Самиздат: [Регистрация] [Найти] [Рейтинги] [Обсуждения] [Новинки] [Обзоры] [Помощь|Техвопросы]
Ссылки:
Школа кожевенного мастерства: сумки, ремни своими руками
 Ваша оценка:


   VI. Green Card.
   Это читательский билет. И любовь познавательнее познания. Читательский билет, как инструмент любви, открывает заповедные ступени переплетов, обросшие мохом. Мох. Плесень. Цвет придворного одеяния. И я, бесконечно возвращающийся в Средние века, как Элвис Пресли - единственно для того, чтобы стать Ланселотом. Какой Ваш любимый рассказ Борхеса? "Три версии содеянного Иудой". А Ваш?

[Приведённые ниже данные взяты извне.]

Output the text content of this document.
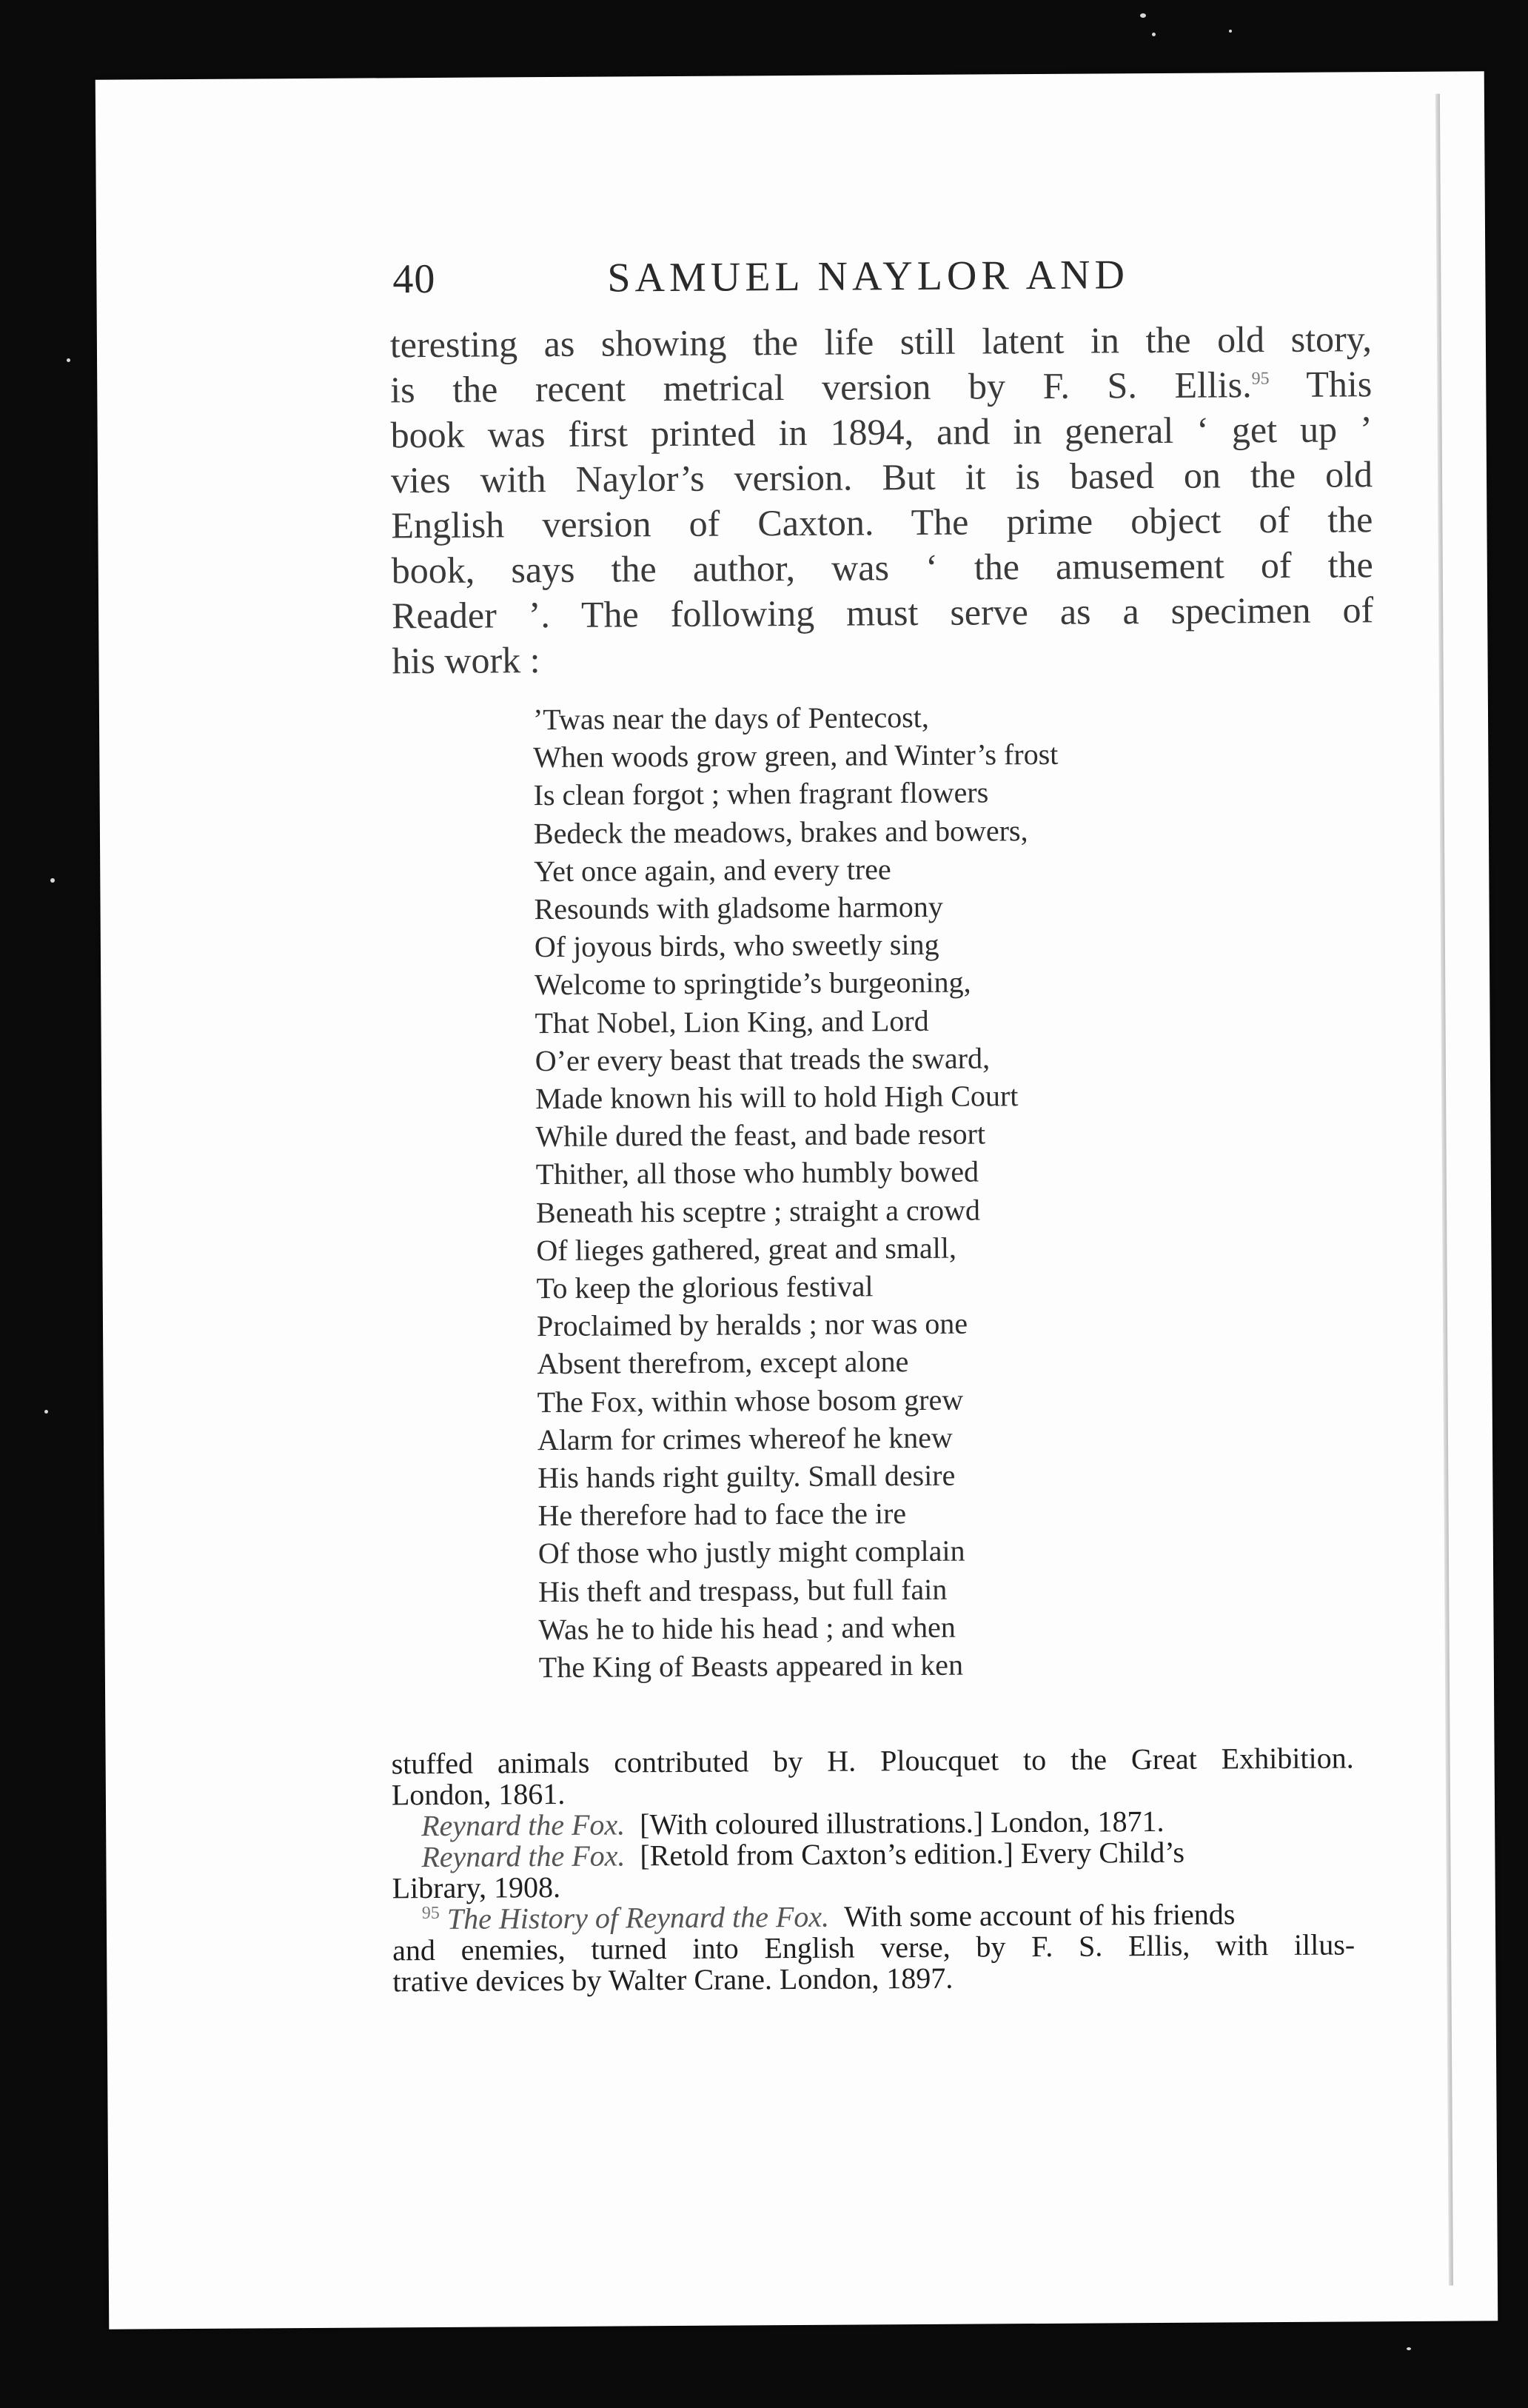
40	SAMUEL NAYLOR AND
teresting as showing the life still latent in the old story,
is the recent metrical version by F. S. Ellis.$^{95}$ This
book was first printed in 1894, and in general ‘ get up ’
vies with Naylor’s version. But it is based on the old
English version of Caxton. The prime object of the
book, says the author, was ‘ the amusement of the
Reader ’. The following must serve as a specimen of
his work :
’Twas near the days of Pentecost,
When woods grow green, and Winter’s frost
Is clean forgot ; when fragrant flowers
Bedeck the meadows, brakes and bowers,
Yet once again, and every tree
Resounds with gladsome harmony
Of joyous birds, who sweetly sing
Welcome to springtide’s burgeoning,
That Nobel, Lion King, and Lord
O’er every beast that treads the sward,
Made known his will to hold High Court
While dured the feast, and bade resort
Thither, all those who humbly bowed
Beneath his sceptre ; straight a crowd
Of lieges gathered, great and small,
To keep the glorious festival
Proclaimed by heralds ; nor was one
Absent therefrom, except alone
The Fox, within whose bosom grew
Alarm for crimes whereof he knew
His hands right guilty. Small desire
He therefore had to face the ire
Of those who justly might complain
His theft and trespass, but full fain
Was he to hide his head ; and when
The King of Beasts appeared in ken
stuffed animals contributed by H. Ploucquet to the Great Exhibition.
London, 1861.
Reynard the Fox. [With coloured illustrations.] London, 1871.
Reynard the Fox. [Retold from Caxton’s edition.] Every Child’s
Library, 1908.
$^{95}$ The History of Reynard the Fox. With some account of his friends
and enemies, turned into English verse, by F. S. Ellis, with illus-
trative devices by Walter Crane. London, 1897.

   Формальная логика успокаивает от напуганности хаосом жизни. Сейчас я вдруг понял, что не помню ни одной фигуры - НИ ОДНОЙ - и это разом выбило у меня почву из-под ног, заволокло глаза туманом, - в общем, вполне убедительно повергло меня в ситуацию латентной гомосексуальности. Я стал Ансельмом-Стивеном и пошел через кладбище, унося под мышкой томик святого Фомы из Аквино. Разумный шаг: вещь ценная. В книжных магазинах Summa Theologica стоит столько, будто издательства до сих пор выплачивают доктору авторские отчисления, да еще и с процентами, накопившимися за все эти годы.

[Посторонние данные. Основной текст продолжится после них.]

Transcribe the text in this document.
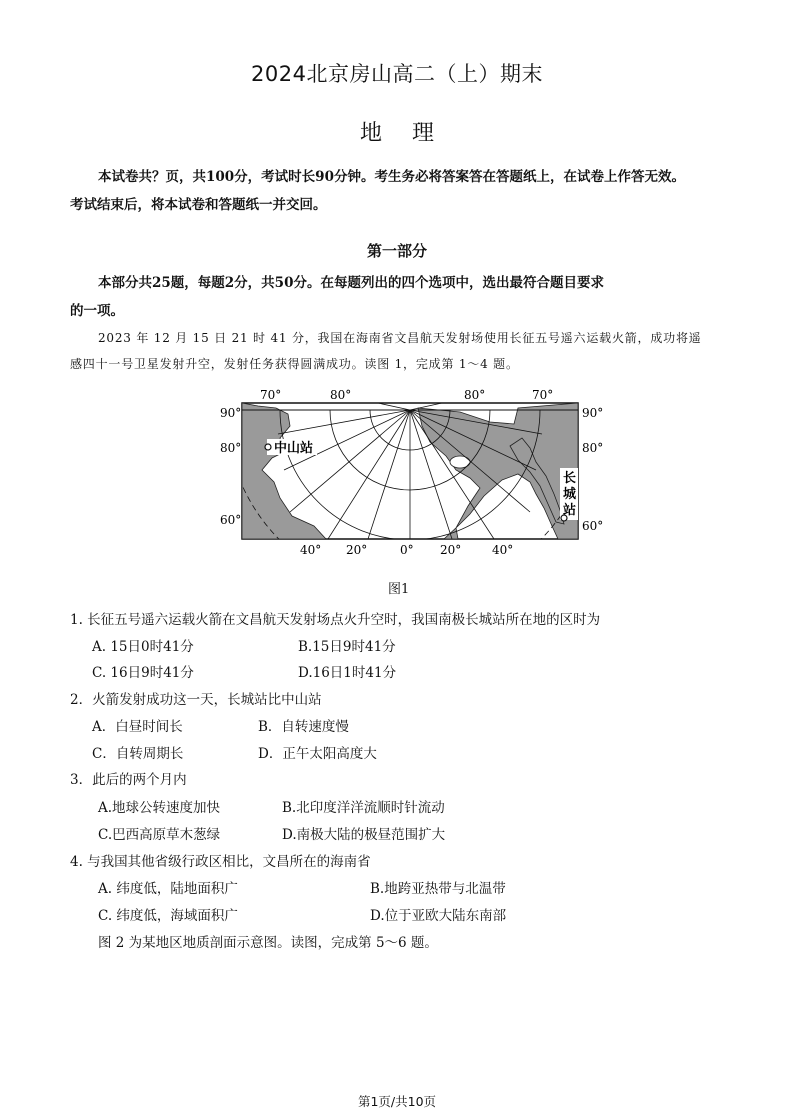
2024北京房山高二（上）期末
地理
本试卷共？页，共100分，考试时长90分钟。考生务必将答案答在答题纸上，在试卷上作答无效。
考试结束后，将本试卷和答题纸一并交回。
第一部分
本部分共25题，每题2分，共50分。在每题列出的四个选项中，选出最符合题目要求
的一项。
2023 年 12 月 15 日 21 时 41 分，我国在海南省文昌航天发射场使用长征五号遥六运载火箭，成功将遥
感四十一号卫星发射升空，发射任务获得圆满成功。读图 1，完成第 1～4 题。
中山站
长
城
站
70°	80°	80°	70°
90°
80°
60°
90°
80°
60°
40° 20°	0° 20°	40°
图1
1. 长征五号遥六运载火箭在文昌航天发射场点火升空时，我国南极长城站所在地的区时为
A. 15日0时41分	B.15日9时41分
C. 16日9时41分	D.16日1时41分
2．火箭发射成功这一天，长城站比中山站
A．白昼时间长	B．自转速度慢
C．自转周期长	D．正午太阳高度大
3．此后的两个月内
A.地球公转速度加快	B.北印度洋洋流顺时针流动
C.巴西高原草木葱绿	D.南极大陆的极昼范围扩大
4. 与我国其他省级行政区相比，文昌所在的海南省
A. 纬度低，陆地面积广	B.地跨亚热带与北温带
C. 纬度低，海域面积广	D.位于亚欧大陆东南部
图 2 为某地区地质剖面示意图。读图，完成第 5～6 题。
第1页/共10页
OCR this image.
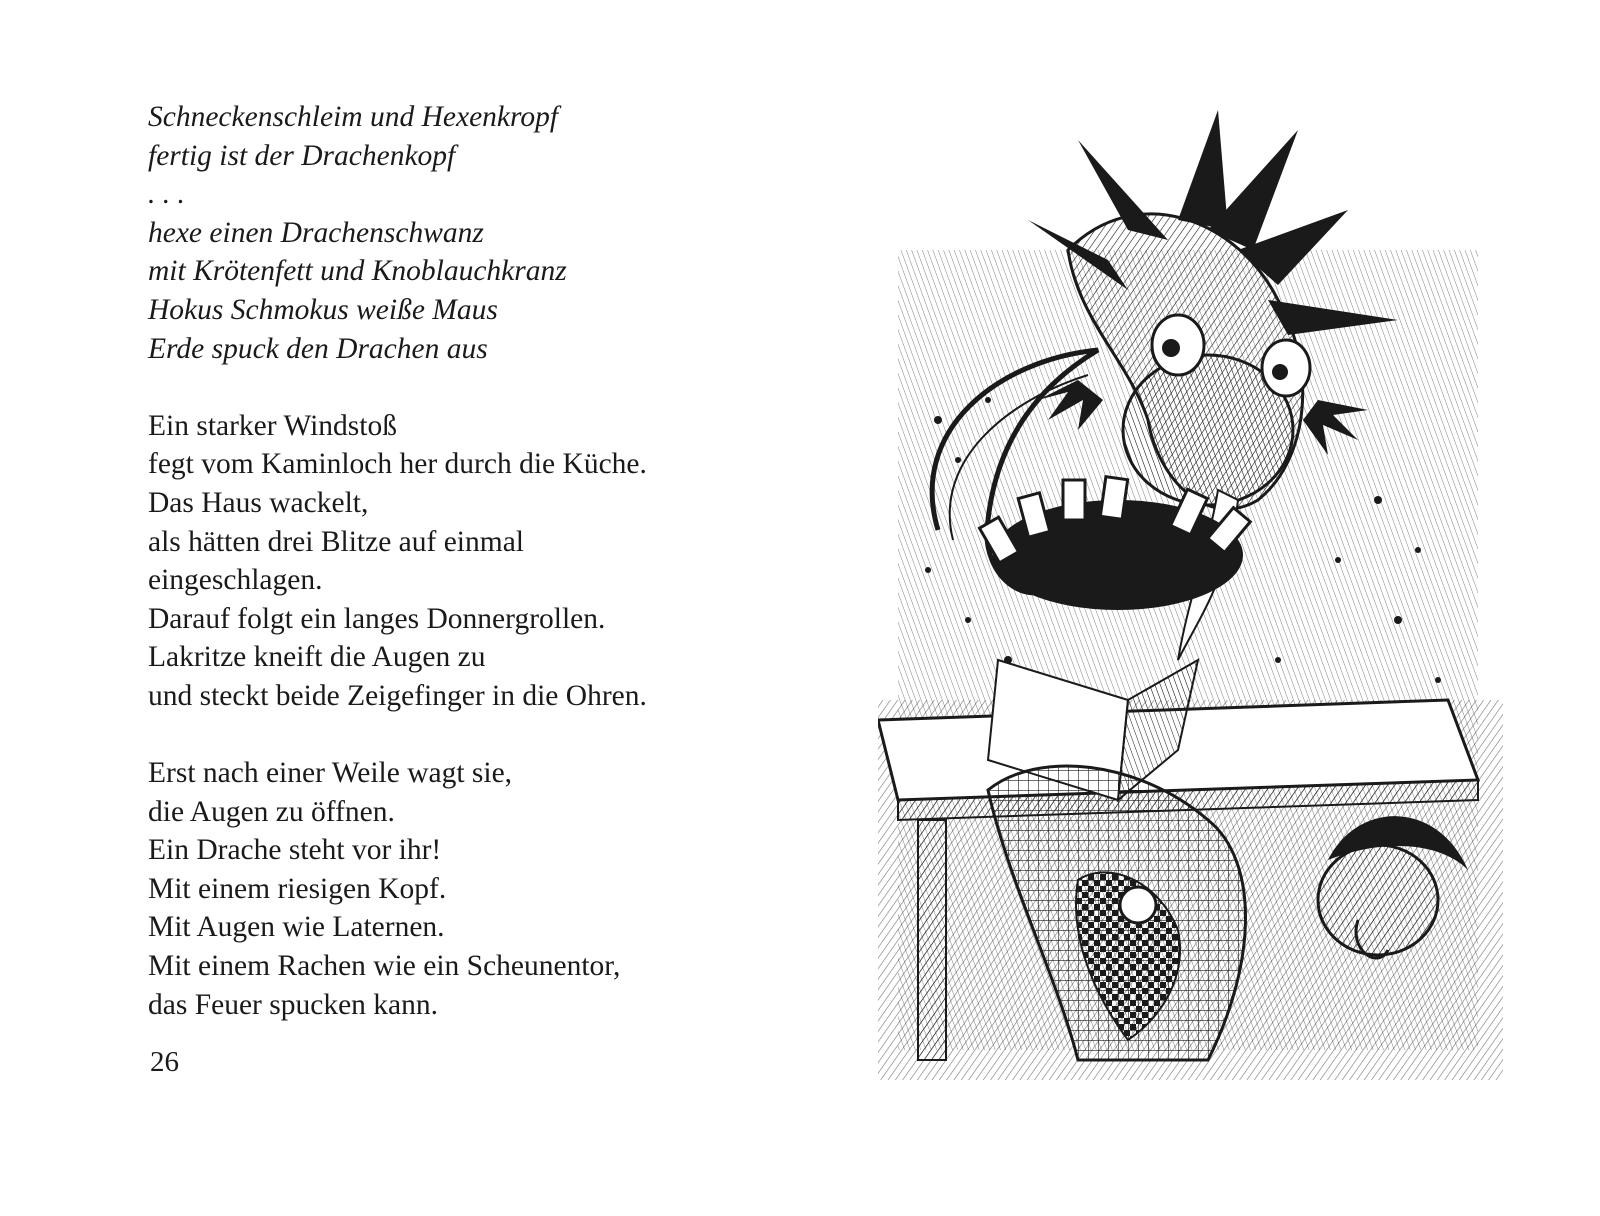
Schneckenschleim und Hexenkropf
fertig ist der Drachenkopf
. . .
hexe einen Drachenschwanz
mit Krötenfett und Knoblauchkranz
Hokus Schmokus weiße Maus
Erde spuck den Drachen aus
Ein starker Windstoß
fegt vom Kaminloch her durch die Küche.
Das Haus wackelt,
als hätten drei Blitze auf einmal
eingeschlagen.
Darauf folgt ein langes Donnergrollen.
Lakritze kneift die Augen zu
und steckt beide Zeigefinger in die Ohren.
Erst nach einer Weile wagt sie,
die Augen zu öffnen.
Ein Drache steht vor ihr!
Mit einem riesigen Kopf.
Mit Augen wie Laternen.
Mit einem Rachen wie ein Scheunentor,
das Feuer spucken kann.
26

   На этот раз я снова выглянул в окно, надеясь увидеть снег, как Татьяна (как Мона Лиза, виднелся в прибрежных облаках размытый облик неизвестной мне Альбертины). Поскольку еще только декабрь, то снег, согласуясь с текстом, еще не выпал, и дороги внушительно-оглушительно чернеют, и с высоты моего подоконника кажутся в первую очередь тем, обо что тянет разбиться.
   Было пусто. Мучительное ожидание настоящего вызывало изобильное возвращение воспоминаний - мелких, казалось, давно пожухлых, о том, где и как скрипит лестница, как пахнет гранатовый сок...

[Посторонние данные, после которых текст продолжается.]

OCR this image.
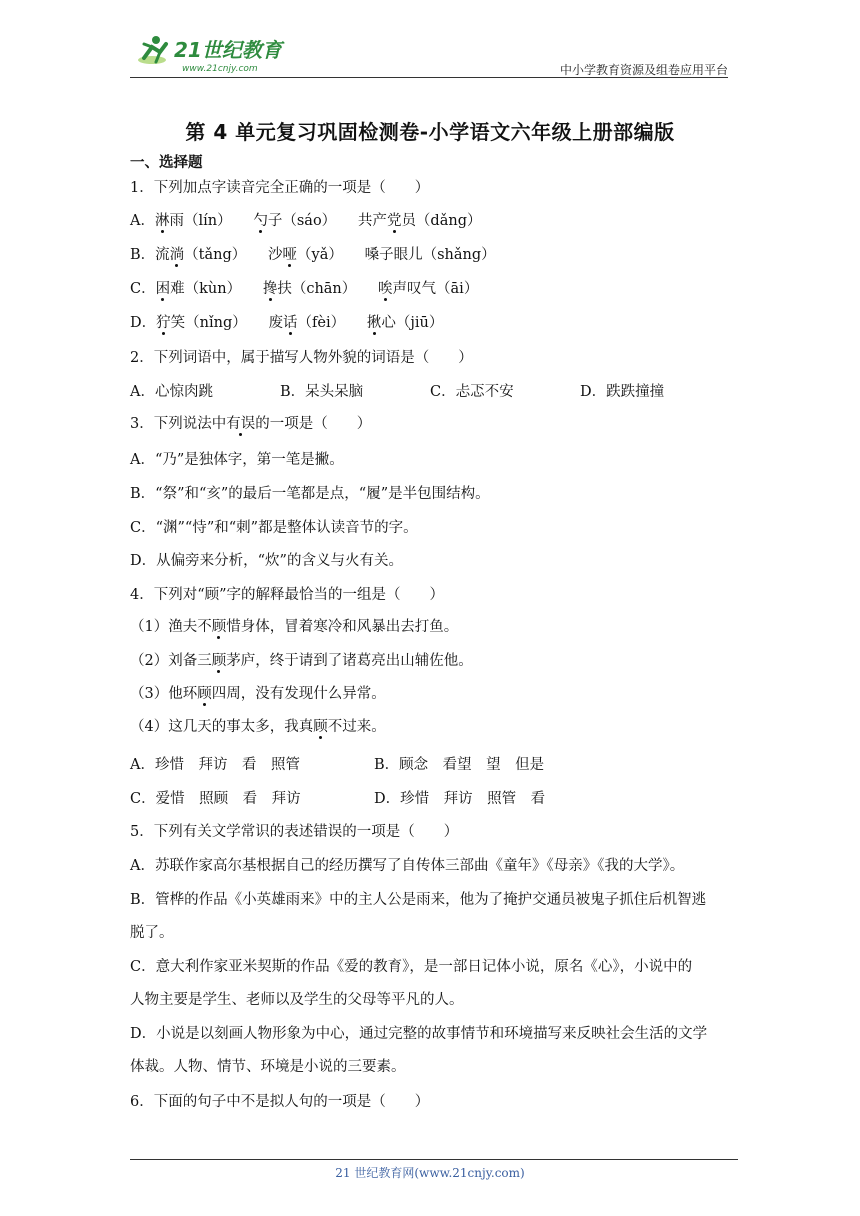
21世纪教育
www.21cnjy.com	中小学教育资源及组卷应用平台
第 4 单元复习巩固检测卷-小学语文六年级上册部编版
一、选择题
1．下列加点字读音完全正确的一项是（　　）
A．淋雨（lín）　　勺子（sáo）　　共产党员（dǎng）
B．流淌（tǎng）　　沙哑（yǎ）　　嗓子眼儿（shǎng）
C．困难（kùn）　　搀扶（chān）　　唉声叹气（āi）
D．狞笑（nǐng）　　废话（fèi）　　揪心（jiū）
2．下列词语中，属于描写人物外貌的词语是（　　）
A．心惊肉跳	B．呆头呆脑	C．忐忑不安	D．跌跌撞撞
3．下列说法中有误的一项是（　　）
A．“乃”是独体字，第一笔是撇。
B．“祭”和“亥”的最后一笔都是点，“履”是半包围结构。
C．“渊”“恃”和“刺”都是整体认读音节的字。
D．从偏旁来分析，“炊”的含义与火有关。
4．下列对“顾”字的解释最恰当的一组是（　　）
（1）渔夫不顾惜身体，冒着寒冷和风暴出去打鱼。
（2）刘备三顾茅庐，终于请到了诸葛亮出山辅佐他。
（3）他环顾四周，没有发现什么异常。
（4）这几天的事太多，我真顾不过来。
A．珍惜　拜访　看　照管	B．顾念　看望　望　但是
C．爱惜　照顾　看　拜访	D．珍惜　拜访　照管　看
5．下列有关文学常识的表述错误的一项是（　　）
A．苏联作家高尔基根据自己的经历撰写了自传体三部曲《童年》《母亲》《我的大学》。
B．管桦的作品《小英雄雨来》中的主人公是雨来，他为了掩护交通员被鬼子抓住后机智逃
脱了。
C．意大利作家亚米契斯的作品《爱的教育》，是一部日记体小说，原名《心》，小说中的
人物主要是学生、老师以及学生的父母等平凡的人。
D．小说是以刻画人物形象为中心，通过完整的故事情节和环境描写来反映社会生活的文学
体裁。人物、情节、环境是小说的三要素。
6．下面的句子中不是拟人句的一项是（　　）
21 世纪教育网(www.21cnjy.com)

   Воспоминание снега, изрытого берлогами муми-троллей, серой жижей сползающего на проезжую часть, летящего клочьями из-под округлых копыт роскошной гнедой лошади с небольшой головой, длинной шеей, большими глазами и ровным характером. Это еще одно возвращение к началу - хотелось бы, чтобы оно наконец-то было последним, но это вполне невозможно, поскольку каждая глава моих заметок - это начало другого текста, еще раз припоминаемого, а, стало быть, возвращающегося, как та же самая ласточка или зеленые листья - фактически, те же самые, что были в прошлом году. Нет настоящего, нет прошлого, все времена заполонил сплошной aorist, и я сижу и вижу себя в тот первый раз, когда я пришел в Публичную библиотеку на площади Островского (которого не люблю читать), и, спотыкаясь о проводников, понимал, что обаяние тления выставленных на стеллажах книг, их рассохлость, их ветхость, их показная и вульгарная в своей обнаженности старость - просит огня. Buenos dias, Jorge.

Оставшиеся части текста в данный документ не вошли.